Esta y muchas otras razones que se observan en sus beneficios muestran porque convertirse en un masajista profesional representa una inversión, no solo porque usted aprenderá una técnica de origen milenario, sino porque con los conocimientos obtenidos podrá brindar un momento de relajación y bienestar a sus familiares y conocidos, además de que podrá adquirir técnicas y conocer procedimientos que son bastante apreciados en una sociedad que lleva un modo de vida tan ajetreado como la de hoy en día.

¿En que consiste el masaje sueco?  

Uno de los más conocidos en Occidente, también denominado masaje clásico, y cuyo nombre obedece a su lugar de origen. Este tipo de técnica consiste en la aplicación de movimientos pasivos y activos que pueden incluir tanto ejercicios físicos de tono fuerte como masajes suaves sobre el cuerpo de la persona tratada.

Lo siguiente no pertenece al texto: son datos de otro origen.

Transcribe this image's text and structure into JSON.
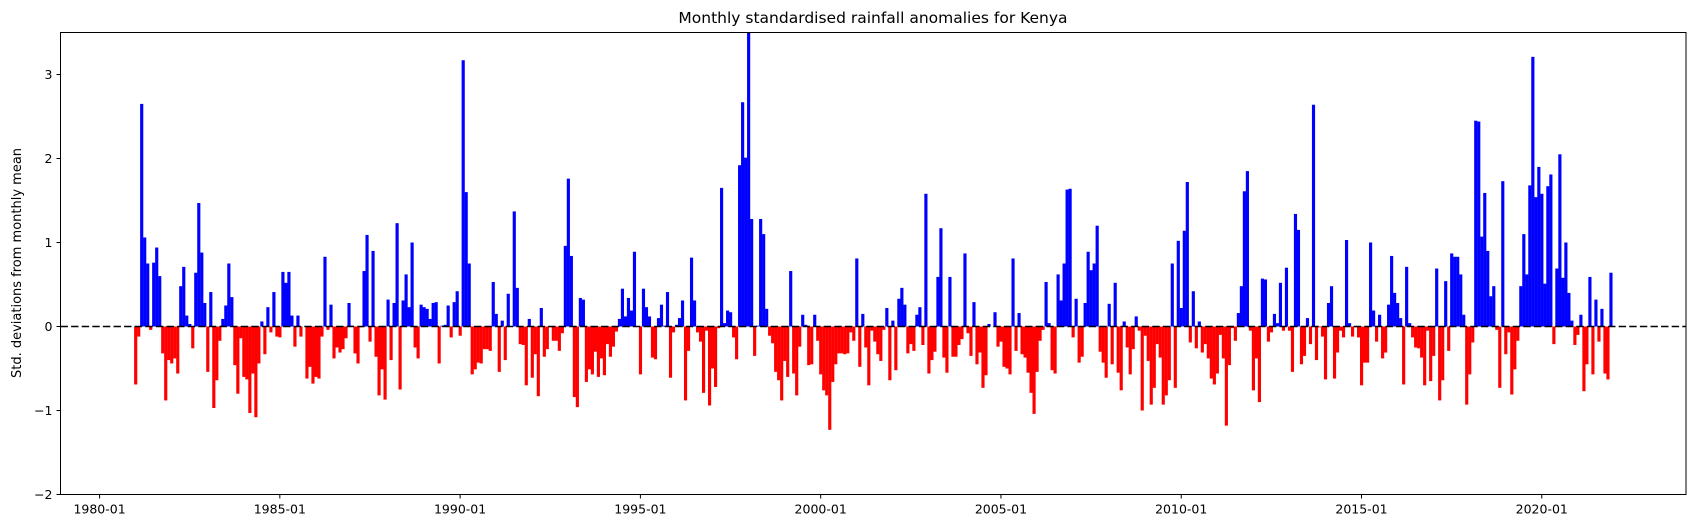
{
  "chart_data": {
    "type": "bar",
    "title": "Monthly standardised rainfall anomalies for Kenya",
    "xlabel": "",
    "ylabel": "Std. deviations from monthly mean",
    "x_start": "1981-01",
    "x_end": "2021-12",
    "xlim": [
      "1978-12",
      "2024-01"
    ],
    "ylim": [
      -2,
      3.5
    ],
    "x_ticks": [
      "1980-01",
      "1985-01",
      "1990-01",
      "1995-01",
      "2000-01",
      "2005-01",
      "2010-01",
      "2015-01",
      "2020-01"
    ],
    "y_ticks": [
      3,
      2,
      1,
      0,
      -1,
      -2
    ],
    "grid": false,
    "reference_line": {
      "y": 0,
      "style": "dashed",
      "color": "#000000"
    },
    "colors": {
      "positive": "#0000ff",
      "negative": "#ff0000"
    },
    "values": [
      -0.69,
      -0.12,
      2.65,
      1.06,
      0.75,
      -0.04,
      0.76,
      0.94,
      0.6,
      -0.32,
      -0.88,
      -0.4,
      -0.44,
      -0.38,
      -0.56,
      0.48,
      0.71,
      0.13,
      0.03,
      -0.26,
      0.64,
      1.47,
      0.88,
      0.28,
      -0.54,
      0.41,
      -0.97,
      -0.64,
      -0.17,
      0.09,
      0.25,
      0.75,
      0.35,
      -0.46,
      -0.8,
      -0.14,
      -0.6,
      -0.63,
      -1.03,
      -0.56,
      -1.08,
      -0.44,
      0.06,
      -0.33,
      0.23,
      -0.07,
      0.41,
      -0.12,
      -0.13,
      0.65,
      0.52,
      0.65,
      0.13,
      -0.24,
      0.13,
      -0.12,
      0.0,
      -0.62,
      -0.48,
      -0.68,
      -0.6,
      -0.62,
      -0.12,
      0.83,
      -0.04,
      0.26,
      -0.38,
      -0.25,
      -0.31,
      -0.27,
      -0.14,
      0.28,
      0.01,
      -0.32,
      -0.44,
      -0.01,
      0.66,
      1.09,
      -0.18,
      0.9,
      -0.36,
      -0.82,
      -0.51,
      -0.87,
      0.32,
      -0.4,
      0.28,
      1.23,
      -0.75,
      0.31,
      0.62,
      0.23,
      1.0,
      -0.25,
      -0.38,
      0.26,
      0.23,
      0.21,
      0.09,
      0.28,
      0.29,
      -0.44,
      0.01,
      0.02,
      0.25,
      -0.13,
      0.29,
      0.42,
      -0.11,
      3.17,
      1.6,
      0.75,
      -0.57,
      -0.51,
      -0.43,
      -0.44,
      -0.27,
      -0.27,
      -0.29,
      0.53,
      0.15,
      -0.54,
      0.07,
      -0.4,
      0.39,
      0.0,
      1.37,
      0.46,
      -0.21,
      -0.22,
      -0.7,
      0.09,
      -0.61,
      -0.33,
      -0.83,
      0.22,
      -0.36,
      -0.27,
      -0.01,
      -0.17,
      -0.17,
      -0.29,
      -0.08,
      0.96,
      1.76,
      0.84,
      -0.84,
      -0.96,
      0.34,
      0.32,
      -0.66,
      -0.51,
      -0.57,
      -0.3,
      -0.6,
      -0.38,
      -0.58,
      -0.21,
      -0.36,
      -0.24,
      -0.06,
      0.09,
      0.45,
      0.12,
      0.34,
      0.19,
      0.89,
      0.0,
      -0.57,
      0.45,
      0.23,
      0.12,
      -0.37,
      -0.39,
      0.1,
      0.26,
      0.01,
      0.41,
      -0.61,
      -0.07,
      0.02,
      0.1,
      0.31,
      -0.88,
      -0.29,
      0.82,
      0.31,
      -0.07,
      -0.18,
      -0.79,
      -0.05,
      -0.94,
      -0.5,
      -0.72,
      -0.02,
      1.65,
      0.04,
      0.19,
      0.17,
      -0.13,
      -0.39,
      1.92,
      2.67,
      2.01,
      3.6,
      1.28,
      -0.35,
      0.01,
      1.28,
      1.1,
      0.21,
      -0.11,
      -0.2,
      -0.54,
      -0.64,
      -0.88,
      -0.41,
      -0.6,
      0.66,
      -0.56,
      -0.82,
      -0.24,
      0.14,
      0.02,
      -0.46,
      -0.45,
      0.14,
      -0.17,
      -0.57,
      -0.76,
      -0.82,
      -1.23,
      -0.66,
      -0.45,
      -0.32,
      -0.32,
      -0.33,
      -0.32,
      -0.07,
      -0.17,
      0.81,
      -0.48,
      0.15,
      -0.25,
      -0.7,
      -0.05,
      -0.18,
      -0.33,
      -0.41,
      -0.04,
      0.22,
      -0.64,
      0.07,
      -0.52,
      0.33,
      0.46,
      0.26,
      -0.32,
      -0.21,
      -0.29,
      0.14,
      0.23,
      -0.22,
      1.58,
      -0.56,
      -0.4,
      -0.3,
      0.59,
      1.17,
      -0.37,
      -0.55,
      0.59,
      -0.36,
      -0.36,
      -0.22,
      -0.15,
      0.87,
      -0.08,
      -0.35,
      0.29,
      -0.45,
      -0.31,
      -0.73,
      -0.58,
      0.03,
      0.0,
      0.17,
      -0.24,
      -0.18,
      -0.48,
      -0.5,
      -0.57,
      0.81,
      -0.29,
      0.16,
      -0.33,
      -0.37,
      -0.55,
      -0.79,
      -1.04,
      -0.54,
      -0.17,
      -0.04,
      0.53,
      0.04,
      -0.52,
      -0.56,
      0.62,
      0.31,
      0.75,
      1.63,
      1.64,
      -0.13,
      0.33,
      -0.43,
      -0.36,
      0.28,
      0.89,
      0.67,
      0.75,
      1.2,
      -0.3,
      -0.43,
      -0.61,
      0.27,
      -0.45,
      0.52,
      -0.55,
      -0.76,
      0.06,
      -0.25,
      -0.57,
      -0.27,
      0.12,
      -0.05,
      -1.0,
      -0.11,
      -0.41,
      -0.93,
      -0.73,
      -0.21,
      -0.37,
      -0.93,
      -0.82,
      -0.64,
      0.75,
      -0.73,
      1.02,
      0.22,
      1.14,
      1.72,
      -0.19,
      0.42,
      -0.26,
      0.06,
      -0.31,
      -0.21,
      -0.38,
      -0.62,
      -0.69,
      -0.56,
      -0.1,
      -0.38,
      -1.18,
      -0.46,
      -0.02,
      -0.17,
      0.16,
      0.48,
      1.61,
      1.85,
      -0.05,
      -0.76,
      -0.38,
      -0.9,
      0.57,
      0.56,
      -0.18,
      -0.07,
      0.15,
      0.04,
      0.52,
      -0.05,
      0.7,
      -0.05,
      -0.54,
      1.34,
      1.15,
      -0.45,
      -0.35,
      0.1,
      -0.21,
      2.64,
      -0.4,
      -0.01,
      -0.12,
      -0.63,
      0.28,
      0.48,
      -0.62,
      -0.31,
      -0.05,
      -0.13,
      1.03,
      0.04,
      -0.12,
      -0.01,
      -0.13,
      -0.7,
      -0.43,
      -0.43,
      1.0,
      0.19,
      -0.18,
      0.14,
      -0.38,
      -0.31,
      0.26,
      0.84,
      0.4,
      0.28,
      0.1,
      -0.69,
      0.71,
      0.04,
      -0.13,
      -0.25,
      -0.26,
      -0.37,
      -0.7,
      -0.05,
      -0.65,
      -0.35,
      0.69,
      -0.88,
      -0.64,
      0.54,
      -0.29,
      0.87,
      0.83,
      0.83,
      0.62,
      0.14,
      -0.93,
      -0.57,
      -0.19,
      2.45,
      2.44,
      1.07,
      1.59,
      0.9,
      0.36,
      0.48,
      -0.04,
      -0.73,
      1.73,
      -0.33,
      -0.07,
      -0.81,
      -0.51,
      -0.17,
      0.48,
      1.1,
      0.62,
      1.68,
      3.21,
      1.54,
      1.9,
      1.58,
      0.51,
      1.67,
      1.81,
      -0.21,
      0.69,
      2.05,
      0.58,
      1.0,
      0.4,
      0.07,
      -0.22,
      -0.1,
      0.14,
      -0.77,
      -0.45,
      0.59,
      -0.57,
      0.32,
      -0.18,
      0.21,
      -0.56,
      -0.63,
      0.64
    ]
  }
}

Estos movimientos se realizan en todas las zonas del cuerpo con movimientos centrados en el mejoramiento de la circulación sanguínea; dichos movimientos son contrarios al sentido de la circulación y su objetivo es hacer que el corazón trabaje mejor por medio del incremento de la actividad cardiovascular. Este es considerado el masaje más efectivo si se busca relajar y preparar los músculos.

¿Cómo se realiza este masaje?

Uno de los principales requisitos para efectuar esta técnica es el aceite corporal, que sirve para lubricar la piel del paciente. De este modo el masajista puede realizar movimientos de fricción que producen calor en el tejido muscular, lo que ocasiona el rompimiento de los tejidos que se encuentren adheridos, además de facilitar la liberación de tensión a lo largo del cuerpo.

Procedimiento para el masaje

El masajista debe conocer cuáles son las zonas de tensión de la persona tratada y si esta posee alguna lesión previa que deba ser tratada de manera especial. Posteriormente la persona debe colocarse boca abajo en una cama con un soporte en forma de U, donde colocara la cabeza con el objetivo de mantener neutral la columna vertebral. Se suele comenzar por la espalda, aplicando distintos movimientos y bajando hacia las partes posteriores de las piernas, los brazos, finalizando con el cuello; sin embargo, no existe un procedimiento obligatorio para esta técnica.